Several lines of evidence suggest the existence in the eukaryotic cells of a tight, yet largely unexplored, connection between DNA replication and sister chromatid cohesion. Tethering of newly duplicated chromatids is mediated by cohesin, an evolutionarily conserved hetero-tetrameric protein complex that has a ring-like structure and is believed to encircle DNA. Cohesin is loaded onto chromatin in telophase/G1 and converted into a cohesive state during the subsequent S phase, a process known as cohesion establishment. Many studies have revealed that down-regulation of a number of DNA replication factors gives rise to chromosomal cohesion defects, suggesting that they play critical roles in cohesion establishment. Conversely, loss of cohesin subunits (and/or regulators) has been found to alter DNA replication fork dynamics.
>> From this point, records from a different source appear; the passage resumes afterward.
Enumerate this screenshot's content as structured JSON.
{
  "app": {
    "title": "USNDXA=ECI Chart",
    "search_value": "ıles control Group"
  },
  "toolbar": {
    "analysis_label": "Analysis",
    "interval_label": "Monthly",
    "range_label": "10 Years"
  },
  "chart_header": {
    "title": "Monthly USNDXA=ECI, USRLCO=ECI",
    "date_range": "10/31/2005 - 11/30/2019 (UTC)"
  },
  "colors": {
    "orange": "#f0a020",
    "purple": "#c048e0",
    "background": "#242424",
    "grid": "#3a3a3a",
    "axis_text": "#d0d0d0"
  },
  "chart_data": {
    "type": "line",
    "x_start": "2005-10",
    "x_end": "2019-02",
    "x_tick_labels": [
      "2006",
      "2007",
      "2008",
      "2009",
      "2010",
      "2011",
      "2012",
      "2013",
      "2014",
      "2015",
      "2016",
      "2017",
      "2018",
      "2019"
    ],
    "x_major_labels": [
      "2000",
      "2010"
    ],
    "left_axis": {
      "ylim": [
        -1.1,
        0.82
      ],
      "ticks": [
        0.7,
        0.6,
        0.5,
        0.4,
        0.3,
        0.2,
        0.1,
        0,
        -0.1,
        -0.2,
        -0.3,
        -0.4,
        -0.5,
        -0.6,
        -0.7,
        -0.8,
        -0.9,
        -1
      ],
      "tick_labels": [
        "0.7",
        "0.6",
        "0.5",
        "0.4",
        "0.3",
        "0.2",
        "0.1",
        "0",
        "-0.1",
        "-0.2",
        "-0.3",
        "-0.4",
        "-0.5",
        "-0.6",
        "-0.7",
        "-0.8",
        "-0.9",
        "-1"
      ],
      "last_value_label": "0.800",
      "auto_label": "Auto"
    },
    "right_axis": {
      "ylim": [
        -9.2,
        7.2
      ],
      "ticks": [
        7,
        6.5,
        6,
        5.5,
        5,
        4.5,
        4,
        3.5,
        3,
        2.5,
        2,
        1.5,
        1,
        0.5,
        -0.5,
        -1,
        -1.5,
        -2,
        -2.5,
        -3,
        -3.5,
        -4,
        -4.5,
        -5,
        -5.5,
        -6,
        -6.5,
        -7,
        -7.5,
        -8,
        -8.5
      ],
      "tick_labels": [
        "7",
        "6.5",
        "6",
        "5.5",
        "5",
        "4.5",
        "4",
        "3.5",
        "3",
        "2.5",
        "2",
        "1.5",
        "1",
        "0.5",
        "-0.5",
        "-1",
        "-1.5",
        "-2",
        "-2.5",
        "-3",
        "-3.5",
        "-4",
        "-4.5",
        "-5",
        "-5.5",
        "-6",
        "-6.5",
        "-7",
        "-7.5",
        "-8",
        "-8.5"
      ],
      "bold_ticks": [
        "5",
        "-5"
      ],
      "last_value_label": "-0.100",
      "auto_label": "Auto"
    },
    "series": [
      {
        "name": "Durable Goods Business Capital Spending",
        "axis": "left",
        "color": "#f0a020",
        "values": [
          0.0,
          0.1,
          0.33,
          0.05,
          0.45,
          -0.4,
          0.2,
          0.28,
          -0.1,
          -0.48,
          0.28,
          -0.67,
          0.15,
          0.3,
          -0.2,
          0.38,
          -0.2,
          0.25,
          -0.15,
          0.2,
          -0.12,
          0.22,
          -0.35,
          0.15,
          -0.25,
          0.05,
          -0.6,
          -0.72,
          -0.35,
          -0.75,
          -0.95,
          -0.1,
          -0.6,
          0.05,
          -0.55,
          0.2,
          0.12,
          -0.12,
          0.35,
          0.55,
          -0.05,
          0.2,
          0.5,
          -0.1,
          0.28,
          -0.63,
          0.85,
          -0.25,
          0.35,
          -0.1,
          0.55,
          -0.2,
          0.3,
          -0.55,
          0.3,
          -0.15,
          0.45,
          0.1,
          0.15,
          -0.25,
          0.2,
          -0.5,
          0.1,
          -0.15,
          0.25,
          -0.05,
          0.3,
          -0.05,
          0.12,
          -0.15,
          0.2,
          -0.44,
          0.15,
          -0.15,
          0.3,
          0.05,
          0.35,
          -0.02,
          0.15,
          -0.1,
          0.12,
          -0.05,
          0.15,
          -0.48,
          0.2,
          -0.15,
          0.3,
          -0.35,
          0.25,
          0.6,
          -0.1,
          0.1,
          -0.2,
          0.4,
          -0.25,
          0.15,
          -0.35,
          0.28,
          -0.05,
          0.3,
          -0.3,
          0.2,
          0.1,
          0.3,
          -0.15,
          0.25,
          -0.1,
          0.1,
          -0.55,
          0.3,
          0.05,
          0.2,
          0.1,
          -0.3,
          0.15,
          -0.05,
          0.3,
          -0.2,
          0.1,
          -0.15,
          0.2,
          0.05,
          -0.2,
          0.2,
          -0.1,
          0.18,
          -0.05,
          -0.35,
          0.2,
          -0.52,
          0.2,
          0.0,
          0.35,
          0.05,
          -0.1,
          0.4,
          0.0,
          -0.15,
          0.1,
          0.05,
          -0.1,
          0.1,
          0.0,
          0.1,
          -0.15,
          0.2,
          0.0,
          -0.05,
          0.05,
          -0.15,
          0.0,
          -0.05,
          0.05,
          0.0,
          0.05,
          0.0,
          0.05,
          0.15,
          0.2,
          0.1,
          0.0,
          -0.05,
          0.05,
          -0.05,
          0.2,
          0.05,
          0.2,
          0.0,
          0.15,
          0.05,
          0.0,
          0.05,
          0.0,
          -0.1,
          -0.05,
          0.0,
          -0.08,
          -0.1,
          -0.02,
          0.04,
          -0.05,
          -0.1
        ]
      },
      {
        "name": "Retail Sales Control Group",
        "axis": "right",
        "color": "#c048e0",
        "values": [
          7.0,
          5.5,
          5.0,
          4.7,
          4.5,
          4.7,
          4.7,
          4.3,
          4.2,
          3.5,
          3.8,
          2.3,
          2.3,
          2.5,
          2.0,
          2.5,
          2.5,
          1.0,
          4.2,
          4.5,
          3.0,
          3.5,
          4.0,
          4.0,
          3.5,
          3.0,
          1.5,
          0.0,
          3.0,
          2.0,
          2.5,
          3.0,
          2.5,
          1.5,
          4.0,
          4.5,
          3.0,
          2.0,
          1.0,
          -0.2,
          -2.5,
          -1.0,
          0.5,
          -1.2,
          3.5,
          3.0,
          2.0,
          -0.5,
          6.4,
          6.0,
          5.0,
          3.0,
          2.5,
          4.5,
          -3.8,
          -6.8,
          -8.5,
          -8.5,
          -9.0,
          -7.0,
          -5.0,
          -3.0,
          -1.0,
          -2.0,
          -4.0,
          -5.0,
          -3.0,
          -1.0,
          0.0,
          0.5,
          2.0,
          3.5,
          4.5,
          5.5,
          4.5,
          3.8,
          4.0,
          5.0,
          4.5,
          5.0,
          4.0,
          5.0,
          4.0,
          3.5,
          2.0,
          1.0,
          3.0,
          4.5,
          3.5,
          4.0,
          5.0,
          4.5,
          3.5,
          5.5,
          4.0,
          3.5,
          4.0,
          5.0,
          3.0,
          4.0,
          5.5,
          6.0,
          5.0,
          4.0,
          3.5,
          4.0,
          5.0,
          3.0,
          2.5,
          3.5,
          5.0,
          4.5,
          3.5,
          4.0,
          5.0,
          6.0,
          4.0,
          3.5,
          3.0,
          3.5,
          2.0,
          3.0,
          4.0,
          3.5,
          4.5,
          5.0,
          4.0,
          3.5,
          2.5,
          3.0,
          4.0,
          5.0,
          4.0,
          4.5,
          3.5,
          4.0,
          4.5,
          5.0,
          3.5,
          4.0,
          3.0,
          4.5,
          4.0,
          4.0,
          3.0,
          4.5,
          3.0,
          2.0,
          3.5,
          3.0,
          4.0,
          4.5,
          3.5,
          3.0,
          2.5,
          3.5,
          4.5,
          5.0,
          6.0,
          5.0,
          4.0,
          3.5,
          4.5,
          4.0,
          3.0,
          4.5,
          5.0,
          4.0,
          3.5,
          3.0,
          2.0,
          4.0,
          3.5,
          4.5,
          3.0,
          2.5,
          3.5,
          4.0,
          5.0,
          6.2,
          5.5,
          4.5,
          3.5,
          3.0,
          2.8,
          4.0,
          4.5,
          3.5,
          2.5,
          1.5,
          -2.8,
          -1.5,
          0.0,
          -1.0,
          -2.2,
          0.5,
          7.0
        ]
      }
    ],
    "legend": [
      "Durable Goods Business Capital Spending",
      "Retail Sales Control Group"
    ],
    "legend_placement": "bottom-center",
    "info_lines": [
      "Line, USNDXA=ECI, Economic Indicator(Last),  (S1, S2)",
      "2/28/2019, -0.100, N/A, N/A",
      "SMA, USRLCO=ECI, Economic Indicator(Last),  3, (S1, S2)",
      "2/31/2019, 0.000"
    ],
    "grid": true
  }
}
A critical step of the cohesion establishment process consists in cohesin acetylation, a modification accomplished by dedicated acetyltransferases that operate at the replication forks. Defects in cohesion establishment give rise to chromosome mis-segregation and aneuploidy, phenotypes frequently observed in pre-cancerous and cancerous cells. Herein, we will review our present knowledge of the molecular mechanisms underlying the functional link between DNA replication and cohesion establishment, a phenomenon that is unique to the eukaryotic organisms.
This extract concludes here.